= Antibody opsonization =

Immune system process

Antibody opsonization is a process by which a pathogen is marked for phagocytosis through coating of a target cell with antibodies. Immunoglobulins participate in molecular tagging of pathogens which display antigens recognised by their specific paratope. The binding of antibodies enhances pathogen identification and recruitment of immune effector cells, ultimately accelerating microbial clearance through phagocytic destruction or antibody-dependent cellular cytotoxicity.

1) Antibodies (A) and pathogens (B) circulating in the blood. 2) The antibodies bind to pathogens with complementary antigen sequences, engaging in opsonization (2a), neutralisation (2b), and agglutination (2c). 3) A phagocyte (C) approaches the pathogen, and Fc region (D) of the antibody binds to one of the Fc receptors (E) on the phagocyte. 4) Phagocytosis of antibody-marked pathogen

== Principles ==
Antibody-mediated opsonisation (marking) of pathogens depends on high affinity paratope-epitope interactions. Immunoglobulins are highly effective opsonins, with the IgG subclasses IgG1 and IgG3 being recognised as the most efficacious opsonins in humans.

Antibodies structurally contain two important domains

1. Fab domain - the region of the antibody which displays the paratope capable of binding to antigenic epitopes
2. Fc fragment - the 'tail' region of the Y-shaped immunoglobulin which provides a binding site for endogenous Fc receptors (FcRs) displayed on immune cell surfaces

This Fc domain allows antibodies to engage with various effector leukocytes, enhancing the detection and elimination of encountered pathogens. The interaction with leukocytes is largely driven by the predominant antibody isotype as well as the presence and concentration of immune cells recruited to the local environment. The resulting immune cell recruitment may result in phagocytosis if monocytes, macrophages, or neutrophils are the primary cells recruited, release of granzymes and other killing factors if NK cells or neutrophils are recruited, and release of pro-inflammatory cytokines in nearly all cases.

== Recruitment and clearance ==

=== Antibody-stimulated phagocytosis ===
Mononuclear phagocytes and neutrophils express FcRs that bind strongly to the Fc regions of particular antibody isotypes.

During a normal inflammatory response, microbial pathogen-associated molecular patterns (PAMPs) bind with phagocytic pattern recognition receptors (PRRs), triggering sequential intracellular signalling cascades culminating in phagocytotic clearance. Co-expression of opsonin receptors such as FcRs enhances their ability to detect microbes which have been tagged by as pathogenic.

These interactions result in envelopment of the particle by the cytoplasmic membrane of the phagocytic cell, until the particle is contained in a membrane-bound vacuole (phagosome) within the cell. The pathogen is subsequently destroyed following intracellular vesicle fusion with lytic vessels.

=== Antibody-dependent cell-mediated cytotoxicity ===

In antibody-dependent cell-mediated cytotoxicity, the pathogen does not need to be internalised to be destroyed. ADCC requires an effector cell with the ability to eliminate pathogens through release of cytotoxic agents, most notably natural killer cells. However, macrophages, neutrophils and eosinophils are sometimes implicated.

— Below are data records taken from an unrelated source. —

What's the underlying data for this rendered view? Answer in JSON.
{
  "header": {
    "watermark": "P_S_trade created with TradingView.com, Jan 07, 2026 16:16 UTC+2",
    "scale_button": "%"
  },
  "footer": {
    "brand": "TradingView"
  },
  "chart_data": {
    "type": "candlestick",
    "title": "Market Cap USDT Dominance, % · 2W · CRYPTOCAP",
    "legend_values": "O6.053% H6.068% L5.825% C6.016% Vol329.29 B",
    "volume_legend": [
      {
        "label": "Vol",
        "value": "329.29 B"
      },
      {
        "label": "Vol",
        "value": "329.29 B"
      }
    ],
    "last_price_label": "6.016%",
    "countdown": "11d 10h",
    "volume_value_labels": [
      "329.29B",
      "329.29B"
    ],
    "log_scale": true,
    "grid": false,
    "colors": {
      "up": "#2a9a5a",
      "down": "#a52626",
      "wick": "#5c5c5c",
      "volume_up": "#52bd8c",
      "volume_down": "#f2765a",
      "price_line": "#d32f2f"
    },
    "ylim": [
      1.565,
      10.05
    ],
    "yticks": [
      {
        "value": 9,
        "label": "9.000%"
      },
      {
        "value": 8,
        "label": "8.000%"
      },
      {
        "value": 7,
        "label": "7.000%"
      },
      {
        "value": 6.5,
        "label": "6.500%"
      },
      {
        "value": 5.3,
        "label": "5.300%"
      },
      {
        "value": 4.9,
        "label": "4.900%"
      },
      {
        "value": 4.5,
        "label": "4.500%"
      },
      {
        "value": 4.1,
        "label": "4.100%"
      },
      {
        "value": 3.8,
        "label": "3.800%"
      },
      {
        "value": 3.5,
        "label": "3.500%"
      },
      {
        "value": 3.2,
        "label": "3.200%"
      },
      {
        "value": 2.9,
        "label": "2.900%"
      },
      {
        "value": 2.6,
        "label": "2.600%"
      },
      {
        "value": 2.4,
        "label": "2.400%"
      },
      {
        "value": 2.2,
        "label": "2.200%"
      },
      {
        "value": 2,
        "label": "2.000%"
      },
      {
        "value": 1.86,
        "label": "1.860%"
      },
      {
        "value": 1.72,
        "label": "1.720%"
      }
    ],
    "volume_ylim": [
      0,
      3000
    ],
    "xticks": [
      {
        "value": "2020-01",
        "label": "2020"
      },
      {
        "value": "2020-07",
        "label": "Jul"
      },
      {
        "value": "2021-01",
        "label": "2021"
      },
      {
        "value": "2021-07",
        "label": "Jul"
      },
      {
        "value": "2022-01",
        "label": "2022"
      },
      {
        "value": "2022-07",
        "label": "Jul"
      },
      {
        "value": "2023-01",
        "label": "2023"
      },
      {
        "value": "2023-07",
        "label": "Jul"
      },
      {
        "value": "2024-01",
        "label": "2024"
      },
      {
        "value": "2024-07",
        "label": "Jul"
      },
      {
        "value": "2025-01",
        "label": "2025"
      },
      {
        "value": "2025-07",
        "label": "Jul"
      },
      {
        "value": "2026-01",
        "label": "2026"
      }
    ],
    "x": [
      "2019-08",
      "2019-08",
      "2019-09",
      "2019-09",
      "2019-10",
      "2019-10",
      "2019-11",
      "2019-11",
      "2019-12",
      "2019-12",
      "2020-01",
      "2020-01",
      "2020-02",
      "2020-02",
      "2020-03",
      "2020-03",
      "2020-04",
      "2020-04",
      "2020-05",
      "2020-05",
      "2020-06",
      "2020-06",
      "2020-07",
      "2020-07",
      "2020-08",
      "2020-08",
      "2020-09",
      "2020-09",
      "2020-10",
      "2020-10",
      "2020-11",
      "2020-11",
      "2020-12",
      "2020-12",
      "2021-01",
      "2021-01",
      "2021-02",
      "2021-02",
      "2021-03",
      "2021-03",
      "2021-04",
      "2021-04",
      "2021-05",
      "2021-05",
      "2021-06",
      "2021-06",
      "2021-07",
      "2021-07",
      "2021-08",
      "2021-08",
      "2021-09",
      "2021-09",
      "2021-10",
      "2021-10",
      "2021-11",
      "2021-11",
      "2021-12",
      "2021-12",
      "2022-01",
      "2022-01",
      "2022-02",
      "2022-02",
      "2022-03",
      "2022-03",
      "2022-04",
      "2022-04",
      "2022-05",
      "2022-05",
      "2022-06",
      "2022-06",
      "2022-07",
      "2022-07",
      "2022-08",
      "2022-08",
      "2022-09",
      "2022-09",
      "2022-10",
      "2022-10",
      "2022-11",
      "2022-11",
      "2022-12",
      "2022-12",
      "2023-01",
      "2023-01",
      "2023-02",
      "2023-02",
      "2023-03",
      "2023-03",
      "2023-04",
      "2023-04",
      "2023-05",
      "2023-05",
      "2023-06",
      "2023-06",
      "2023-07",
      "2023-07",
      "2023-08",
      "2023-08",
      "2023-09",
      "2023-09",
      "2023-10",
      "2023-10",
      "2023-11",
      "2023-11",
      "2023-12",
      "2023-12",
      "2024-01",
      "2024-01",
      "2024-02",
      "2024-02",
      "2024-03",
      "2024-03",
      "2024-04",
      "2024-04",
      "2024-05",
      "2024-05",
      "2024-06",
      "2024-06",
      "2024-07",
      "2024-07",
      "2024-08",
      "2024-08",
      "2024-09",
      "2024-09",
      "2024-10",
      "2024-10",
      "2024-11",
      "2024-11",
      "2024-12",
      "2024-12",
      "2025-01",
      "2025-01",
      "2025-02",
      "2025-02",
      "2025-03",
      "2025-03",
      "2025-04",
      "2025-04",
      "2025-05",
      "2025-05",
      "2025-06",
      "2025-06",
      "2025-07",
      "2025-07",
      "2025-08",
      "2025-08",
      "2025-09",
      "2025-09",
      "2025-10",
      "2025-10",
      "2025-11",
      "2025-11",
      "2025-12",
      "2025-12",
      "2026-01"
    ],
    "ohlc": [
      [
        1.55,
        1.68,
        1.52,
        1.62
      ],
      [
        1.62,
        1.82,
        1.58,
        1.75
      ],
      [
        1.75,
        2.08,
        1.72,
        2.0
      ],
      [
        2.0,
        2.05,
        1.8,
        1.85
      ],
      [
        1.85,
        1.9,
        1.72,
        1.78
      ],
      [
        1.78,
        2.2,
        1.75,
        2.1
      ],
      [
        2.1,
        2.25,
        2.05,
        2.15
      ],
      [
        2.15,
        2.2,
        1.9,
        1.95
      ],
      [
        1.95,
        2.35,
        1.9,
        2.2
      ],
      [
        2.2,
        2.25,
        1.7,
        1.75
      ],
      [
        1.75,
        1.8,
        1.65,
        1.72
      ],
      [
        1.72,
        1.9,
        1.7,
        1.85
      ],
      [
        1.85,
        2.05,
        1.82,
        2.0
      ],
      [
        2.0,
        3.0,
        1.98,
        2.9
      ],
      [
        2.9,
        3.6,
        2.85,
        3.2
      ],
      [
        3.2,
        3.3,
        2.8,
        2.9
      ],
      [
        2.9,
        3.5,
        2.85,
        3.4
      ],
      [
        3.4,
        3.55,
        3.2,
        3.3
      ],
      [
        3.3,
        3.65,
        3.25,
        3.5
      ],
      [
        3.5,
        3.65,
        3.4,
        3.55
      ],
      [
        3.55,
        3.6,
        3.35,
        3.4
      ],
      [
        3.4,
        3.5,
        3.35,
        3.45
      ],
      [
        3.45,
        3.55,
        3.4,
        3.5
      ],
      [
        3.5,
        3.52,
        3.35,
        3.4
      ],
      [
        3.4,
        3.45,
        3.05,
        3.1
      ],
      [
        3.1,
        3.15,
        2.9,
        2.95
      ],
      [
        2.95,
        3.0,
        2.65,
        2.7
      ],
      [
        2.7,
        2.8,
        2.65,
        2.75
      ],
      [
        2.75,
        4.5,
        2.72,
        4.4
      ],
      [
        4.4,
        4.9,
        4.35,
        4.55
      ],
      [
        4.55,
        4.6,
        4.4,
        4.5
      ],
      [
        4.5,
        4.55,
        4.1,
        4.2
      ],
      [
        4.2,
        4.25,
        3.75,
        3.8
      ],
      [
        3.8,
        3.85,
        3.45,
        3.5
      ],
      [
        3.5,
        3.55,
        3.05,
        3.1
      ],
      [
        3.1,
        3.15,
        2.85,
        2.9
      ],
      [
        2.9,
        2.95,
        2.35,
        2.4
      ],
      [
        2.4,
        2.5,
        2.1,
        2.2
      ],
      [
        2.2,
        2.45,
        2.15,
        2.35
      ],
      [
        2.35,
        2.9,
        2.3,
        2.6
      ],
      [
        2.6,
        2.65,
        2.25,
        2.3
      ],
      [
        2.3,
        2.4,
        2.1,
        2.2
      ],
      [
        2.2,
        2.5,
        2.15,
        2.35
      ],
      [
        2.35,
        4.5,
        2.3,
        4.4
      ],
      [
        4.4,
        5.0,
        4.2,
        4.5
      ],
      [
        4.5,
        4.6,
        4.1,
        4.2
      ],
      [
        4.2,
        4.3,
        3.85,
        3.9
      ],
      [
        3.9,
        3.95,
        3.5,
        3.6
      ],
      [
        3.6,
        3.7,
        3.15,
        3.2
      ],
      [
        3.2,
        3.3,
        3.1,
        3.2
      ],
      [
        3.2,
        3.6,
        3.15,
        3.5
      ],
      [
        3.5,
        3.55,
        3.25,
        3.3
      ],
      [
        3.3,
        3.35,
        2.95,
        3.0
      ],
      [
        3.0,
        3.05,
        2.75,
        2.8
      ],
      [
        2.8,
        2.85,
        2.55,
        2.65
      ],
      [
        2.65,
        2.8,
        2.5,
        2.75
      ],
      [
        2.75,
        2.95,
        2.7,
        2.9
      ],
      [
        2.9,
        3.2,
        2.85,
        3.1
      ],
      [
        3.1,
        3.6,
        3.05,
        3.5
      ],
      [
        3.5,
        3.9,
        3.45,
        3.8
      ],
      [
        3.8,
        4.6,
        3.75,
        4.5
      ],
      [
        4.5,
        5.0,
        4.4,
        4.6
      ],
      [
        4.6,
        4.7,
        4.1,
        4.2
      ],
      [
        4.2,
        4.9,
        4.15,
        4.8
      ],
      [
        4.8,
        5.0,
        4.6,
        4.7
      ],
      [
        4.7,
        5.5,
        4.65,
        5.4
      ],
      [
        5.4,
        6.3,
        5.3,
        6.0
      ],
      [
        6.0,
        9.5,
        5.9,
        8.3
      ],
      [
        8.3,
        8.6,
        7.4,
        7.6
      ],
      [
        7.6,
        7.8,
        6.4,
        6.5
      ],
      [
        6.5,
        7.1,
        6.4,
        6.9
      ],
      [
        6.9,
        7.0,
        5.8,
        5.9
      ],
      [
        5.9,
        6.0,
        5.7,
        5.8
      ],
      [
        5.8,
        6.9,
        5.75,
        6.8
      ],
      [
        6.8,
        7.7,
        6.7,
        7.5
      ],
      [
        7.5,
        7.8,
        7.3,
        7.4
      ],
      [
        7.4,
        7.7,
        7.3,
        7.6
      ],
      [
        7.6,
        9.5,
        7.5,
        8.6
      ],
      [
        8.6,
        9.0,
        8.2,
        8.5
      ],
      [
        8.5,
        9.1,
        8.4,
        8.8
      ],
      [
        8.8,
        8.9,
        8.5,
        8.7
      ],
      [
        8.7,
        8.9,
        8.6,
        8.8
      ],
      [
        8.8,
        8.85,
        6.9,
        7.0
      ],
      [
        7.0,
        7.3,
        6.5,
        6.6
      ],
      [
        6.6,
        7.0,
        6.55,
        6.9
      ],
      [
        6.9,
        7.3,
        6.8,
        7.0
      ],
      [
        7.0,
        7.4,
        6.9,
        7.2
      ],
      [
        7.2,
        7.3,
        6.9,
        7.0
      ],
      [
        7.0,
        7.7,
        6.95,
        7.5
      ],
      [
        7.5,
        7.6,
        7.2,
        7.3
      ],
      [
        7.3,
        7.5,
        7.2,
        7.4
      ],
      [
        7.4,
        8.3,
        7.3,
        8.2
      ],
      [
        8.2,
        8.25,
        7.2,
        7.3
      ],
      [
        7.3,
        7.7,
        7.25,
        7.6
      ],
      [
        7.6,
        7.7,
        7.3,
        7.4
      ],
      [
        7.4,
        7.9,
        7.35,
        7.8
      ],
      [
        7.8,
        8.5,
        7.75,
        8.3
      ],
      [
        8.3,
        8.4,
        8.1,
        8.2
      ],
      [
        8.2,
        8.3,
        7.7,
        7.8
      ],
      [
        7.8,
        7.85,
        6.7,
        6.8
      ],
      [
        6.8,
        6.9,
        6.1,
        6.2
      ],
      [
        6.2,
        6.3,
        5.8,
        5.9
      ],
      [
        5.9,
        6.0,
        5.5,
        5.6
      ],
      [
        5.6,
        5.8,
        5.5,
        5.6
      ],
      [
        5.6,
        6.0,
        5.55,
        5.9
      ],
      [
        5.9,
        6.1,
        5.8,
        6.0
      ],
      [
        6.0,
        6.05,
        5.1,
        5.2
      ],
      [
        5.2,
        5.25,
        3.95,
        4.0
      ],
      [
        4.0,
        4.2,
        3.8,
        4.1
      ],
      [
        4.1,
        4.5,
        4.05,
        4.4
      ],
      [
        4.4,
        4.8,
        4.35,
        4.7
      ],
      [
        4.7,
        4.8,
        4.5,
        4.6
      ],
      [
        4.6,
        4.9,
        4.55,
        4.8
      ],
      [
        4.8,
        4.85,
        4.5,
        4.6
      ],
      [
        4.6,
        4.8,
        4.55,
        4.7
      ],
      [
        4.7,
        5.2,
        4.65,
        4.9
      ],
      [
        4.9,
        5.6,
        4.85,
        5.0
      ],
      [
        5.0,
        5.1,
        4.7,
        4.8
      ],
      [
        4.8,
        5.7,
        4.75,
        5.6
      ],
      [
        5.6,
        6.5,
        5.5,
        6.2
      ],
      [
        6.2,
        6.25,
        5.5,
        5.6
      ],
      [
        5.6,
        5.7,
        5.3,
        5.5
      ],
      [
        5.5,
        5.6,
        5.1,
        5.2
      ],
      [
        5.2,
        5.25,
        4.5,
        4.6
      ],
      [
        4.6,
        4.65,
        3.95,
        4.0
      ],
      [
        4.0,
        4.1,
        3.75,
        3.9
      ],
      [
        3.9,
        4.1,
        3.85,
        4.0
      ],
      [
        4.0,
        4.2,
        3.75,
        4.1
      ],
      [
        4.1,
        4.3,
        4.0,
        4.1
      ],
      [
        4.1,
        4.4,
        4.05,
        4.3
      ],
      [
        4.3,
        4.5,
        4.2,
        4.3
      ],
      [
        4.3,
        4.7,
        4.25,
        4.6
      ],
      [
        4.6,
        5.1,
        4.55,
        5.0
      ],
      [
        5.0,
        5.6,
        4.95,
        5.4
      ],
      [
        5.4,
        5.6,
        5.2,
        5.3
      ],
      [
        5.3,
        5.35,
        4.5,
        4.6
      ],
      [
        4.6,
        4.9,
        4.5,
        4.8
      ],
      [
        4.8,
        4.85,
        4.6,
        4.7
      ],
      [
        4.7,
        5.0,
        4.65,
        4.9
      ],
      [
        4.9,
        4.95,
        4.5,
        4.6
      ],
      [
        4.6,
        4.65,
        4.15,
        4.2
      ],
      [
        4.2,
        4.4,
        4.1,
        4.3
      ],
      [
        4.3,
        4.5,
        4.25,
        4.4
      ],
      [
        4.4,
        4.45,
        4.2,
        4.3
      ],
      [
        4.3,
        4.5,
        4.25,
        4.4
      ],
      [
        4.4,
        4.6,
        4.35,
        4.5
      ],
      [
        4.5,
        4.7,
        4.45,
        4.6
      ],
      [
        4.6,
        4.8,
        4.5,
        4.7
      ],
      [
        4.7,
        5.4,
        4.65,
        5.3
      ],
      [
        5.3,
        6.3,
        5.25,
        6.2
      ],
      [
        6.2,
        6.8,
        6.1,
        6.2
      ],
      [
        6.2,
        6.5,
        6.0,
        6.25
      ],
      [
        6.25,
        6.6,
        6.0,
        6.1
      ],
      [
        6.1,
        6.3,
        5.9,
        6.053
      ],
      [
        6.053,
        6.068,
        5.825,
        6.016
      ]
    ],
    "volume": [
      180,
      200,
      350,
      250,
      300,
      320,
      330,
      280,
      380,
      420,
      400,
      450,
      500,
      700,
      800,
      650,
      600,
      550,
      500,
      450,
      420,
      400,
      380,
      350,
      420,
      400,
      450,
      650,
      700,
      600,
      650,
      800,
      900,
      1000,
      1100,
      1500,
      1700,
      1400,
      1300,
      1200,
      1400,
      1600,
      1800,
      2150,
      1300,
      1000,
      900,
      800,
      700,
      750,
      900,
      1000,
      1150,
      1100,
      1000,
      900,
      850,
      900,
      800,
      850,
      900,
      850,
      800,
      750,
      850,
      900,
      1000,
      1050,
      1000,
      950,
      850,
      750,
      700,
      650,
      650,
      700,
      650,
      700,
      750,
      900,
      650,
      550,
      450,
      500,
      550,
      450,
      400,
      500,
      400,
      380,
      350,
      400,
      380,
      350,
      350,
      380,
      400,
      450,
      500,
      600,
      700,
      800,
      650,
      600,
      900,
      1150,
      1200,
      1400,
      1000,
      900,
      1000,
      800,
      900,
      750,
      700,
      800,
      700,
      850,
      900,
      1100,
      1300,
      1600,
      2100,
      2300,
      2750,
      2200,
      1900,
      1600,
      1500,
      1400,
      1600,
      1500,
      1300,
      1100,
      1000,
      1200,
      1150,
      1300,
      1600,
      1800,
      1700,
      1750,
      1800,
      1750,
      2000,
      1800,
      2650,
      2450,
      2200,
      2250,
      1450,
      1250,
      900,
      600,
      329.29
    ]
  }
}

During this process, the pathogen is opsonized and bound with the antibody IgG via its Fab domain. Cells with cyotoxic function (e.g. NK cells) expresses Fcγ receptors which recognize and bind to the reciprocal Fc portion of an antibody. This receptor conjugation triggers degranulation and release of cytotoxic granules containing perforin and granzymes to kill antibody-sensitized target cells.